Hayden Discount Cinema is one of the many Idaho theaters and bars permitted to reopen today under Stage 3 of Gov. Brad Little’s “Idaho Rebounds” plan.

While not every business is taking advantage of the option to open its doors now, Lehosit said he couldn’t afford to wait.

“It must be nice to have that kind of money – to be able to sit around with a business empty,” Lehosit said. “I know I can’t afford to sit around with a business empty not generating any income.”

Little announced at the beginning of May his plan to gradually reopen the state’s economy after its coronavirus-caused closure.

Despite rising numbers of coronavirus cases in the state, Little said in a news conference Thursday his decision to move Idaho into Stage 3 of that plan, “as long as protocols to protect workers, and the public, are followed.”

Stage 3 permits movie theaters and bars to open – a step originally scheduled for mid-June – along with allowing gatherings of up to 50 people and nonessential interstate travel.

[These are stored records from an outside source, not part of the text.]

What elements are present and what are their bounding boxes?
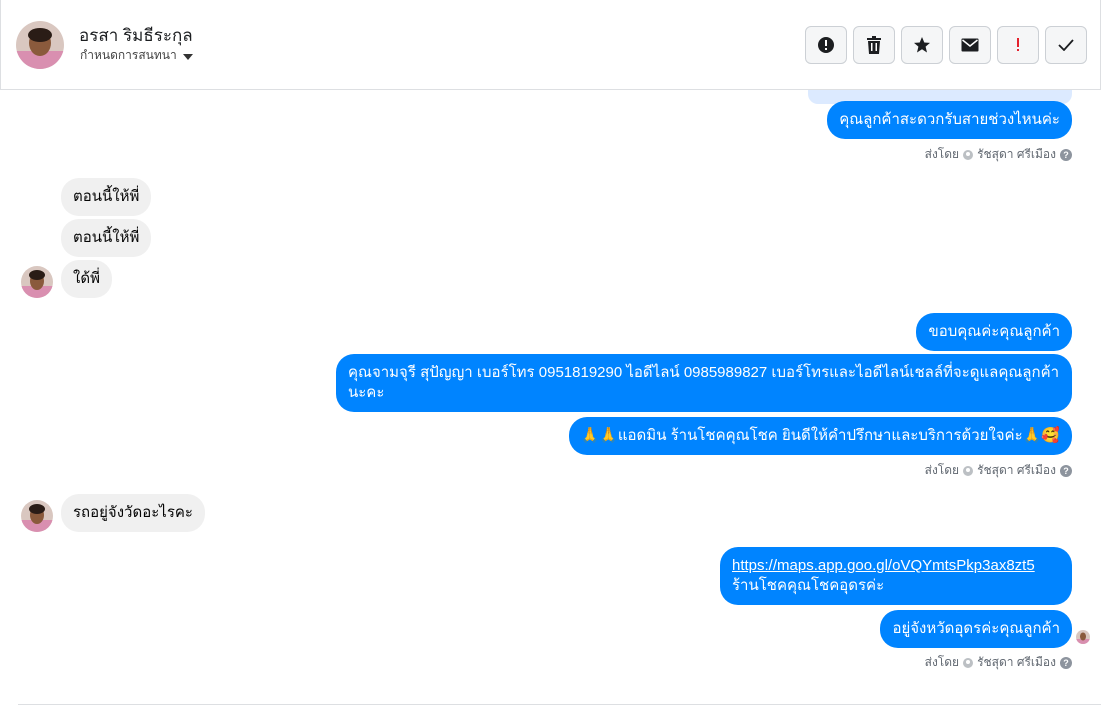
message-outgoing: อยู่จังหวัดอุดรค่ะคุณลูกค้า	[880, 610, 1072, 648]
agent-icon	[963, 657, 974, 668]
sent-by-agent[interactable]: รัชสุดา ศรีเมือง	[977, 461, 1056, 480]
maps-link[interactable]: https://maps.app.goo.gl/oVQYmtsPkp3ax8zt…	[732, 557, 1035, 574]
message-incoming: รถอยู่จังวัดอะไรคะ	[61, 494, 205, 532]
message-outgoing: ขอบคุณค่ะคุณลูกค้า	[916, 313, 1072, 351]
delete-button[interactable]	[853, 26, 895, 64]
message-text: ร้านโชคคุณโชคอุดรค่ะ	[732, 577, 885, 594]
sent-by-line: ส่งโดย รัชสุดา ศรีเมือง ?	[925, 461, 1072, 480]
conversation-options-label: กำหนดการสนทนา	[80, 48, 177, 62]
agent-icon	[963, 149, 974, 160]
agent-icon	[963, 465, 974, 476]
spam-button[interactable]	[997, 26, 1039, 64]
help-icon[interactable]: ?	[1060, 656, 1072, 669]
mark-unread-button[interactable]	[949, 26, 991, 64]
sent-by-agent[interactable]: รัชสุดา ศรีเมือง	[977, 653, 1056, 672]
conversation-header: อรสา ริมธีระกุล กำหนดการสนทนา	[0, 0, 1101, 90]
caret-down-icon	[182, 53, 193, 60]
sent-by-agent[interactable]: รัชสุดา ศรีเมือง	[977, 145, 1056, 164]
message-incoming: ตอนนี้ให้พี่	[61, 219, 152, 257]
envelope-icon	[961, 38, 979, 52]
trash-icon	[867, 36, 881, 54]
done-button[interactable]	[1045, 26, 1087, 64]
contact-avatar[interactable]	[16, 21, 64, 69]
message-outgoing: คุณลูกค้าสะดวกรับสายช่วงไหนค่ะ	[827, 101, 1072, 139]
sent-by-line: ส่งโดย รัชสุดา ศรีเมือง ?	[925, 145, 1072, 164]
message-outgoing-link: https://maps.app.goo.gl/oVQYmtsPkp3ax8zt…	[720, 547, 1072, 605]
sent-by-prefix: ส่งโดย	[924, 463, 960, 477]
report-button[interactable]	[805, 26, 847, 64]
conversation-toolbar	[805, 26, 1087, 64]
contact-name: อรสา ริมธีระกุล	[79, 26, 193, 45]
help-icon[interactable]: ?	[1060, 464, 1072, 477]
seen-avatar	[1076, 630, 1090, 644]
message-outgoing: คุณจามจุรี สุปัญญา เบอร์โทร 0951819290 ไ…	[336, 354, 1072, 412]
alert-circle-icon	[818, 37, 834, 53]
sent-by-prefix: ส่งโดย	[924, 655, 960, 669]
contact-avatar-small	[21, 266, 53, 298]
help-icon[interactable]: ?	[1060, 148, 1072, 161]
star-button[interactable]	[901, 26, 943, 64]
contact-avatar-small	[21, 500, 53, 532]
sent-by-line: ส่งโดย รัชสุดา ศรีเมือง ?	[925, 653, 1072, 672]
checkmark-icon	[1058, 39, 1074, 51]
star-icon	[914, 37, 930, 53]
exclamation-icon	[1017, 38, 1019, 51]
message-incoming: ตอนนี้ให้พี่	[61, 178, 152, 216]
sent-by-prefix: ส่งโดย	[924, 147, 960, 161]
composer-divider	[18, 704, 1101, 705]
conversation-options-dropdown[interactable]: กำหนดการสนทนา	[80, 46, 193, 65]
message-incoming: ใด้พี่	[61, 260, 112, 298]
message-outgoing: 🙏🙏แอดมิน ร้านโชคคุณโชค ยินดีให้คำปรึกษาแ…	[568, 417, 1072, 455]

Lehosit said he will be taking precautions in his reopened theater, including requiring all employees to wear masks and gloves, sectioning off alternating theater rows to enforce social distancing and continuing his operation of the drive-in theater outside.

“We’ll probably have 50-60 people per auditorium instead of 150,” he said.

Lakers Inn, a bar in downtown Coeur d’Alene, will be operating at half-capacity with limited seating to comply with social distancing, general manager Kelsey Stevens said. But employees will not be required to wear masks. The bar will also be taking temperatures at the door and turning away non-Idaho residents.

“We are not allowing anyone with an out-of-state ID in our bar for the first little while, just because so many people from Spokane have been coming over here and crowding the bars,” Stevens said. “We have a lot of regulars who we appreciate and respect – we want them to be able to come back and enjoy the bar instead of having it crowded with out-of-state people.”

Another Idaho bar, the Corner Club of downtown Moscow, opened its doors right when the clock struck midnight Friday.

Jack Fellman, a Moscow resident and frequent patron of the bar, said he was happy to finally reconnect with good friends and support one of his favorite local establishments again.

“They’re a great local establishment. I’ve worried about a lot of businesses in town. We’re very fortunate here to have a strong sense of community support, so a lot of places have been able to stay open through carryout or delivery services, but unfortunately places like bars really can’t do that,” Fellman said.

“Going to a bar is inherently going to be risky,” he continued. “I don’t really interact with anybody in an at-risk population. I wash my hands, try not to touch my face, but I’d be lying if I said I wasn’t going to hug at least a few people I haven’t seen in a while.”

Stage 3 of Little’s plan is scheduled to last until June 13, at which point Stage 4 – allowing large venues and nightclubs to reopen – will begin if a set of criteria outlined on the plan’s website is met.

Those criteria include a downward trend in, or low numbers of, patients reporting COVID-19-like illness at emergency departments over the most recent 14-day period.

The governor’s scheduled stages of reopening are contingent on this data, which will be reviewed by the Idaho Division of Public Health and the governor’s Coronavirus Working Group.

If reported case trends begin to move the wrong direction or there is evidence that one of the four stages has contributed to an increase in reported case rates, stages may have to be extended or reversed.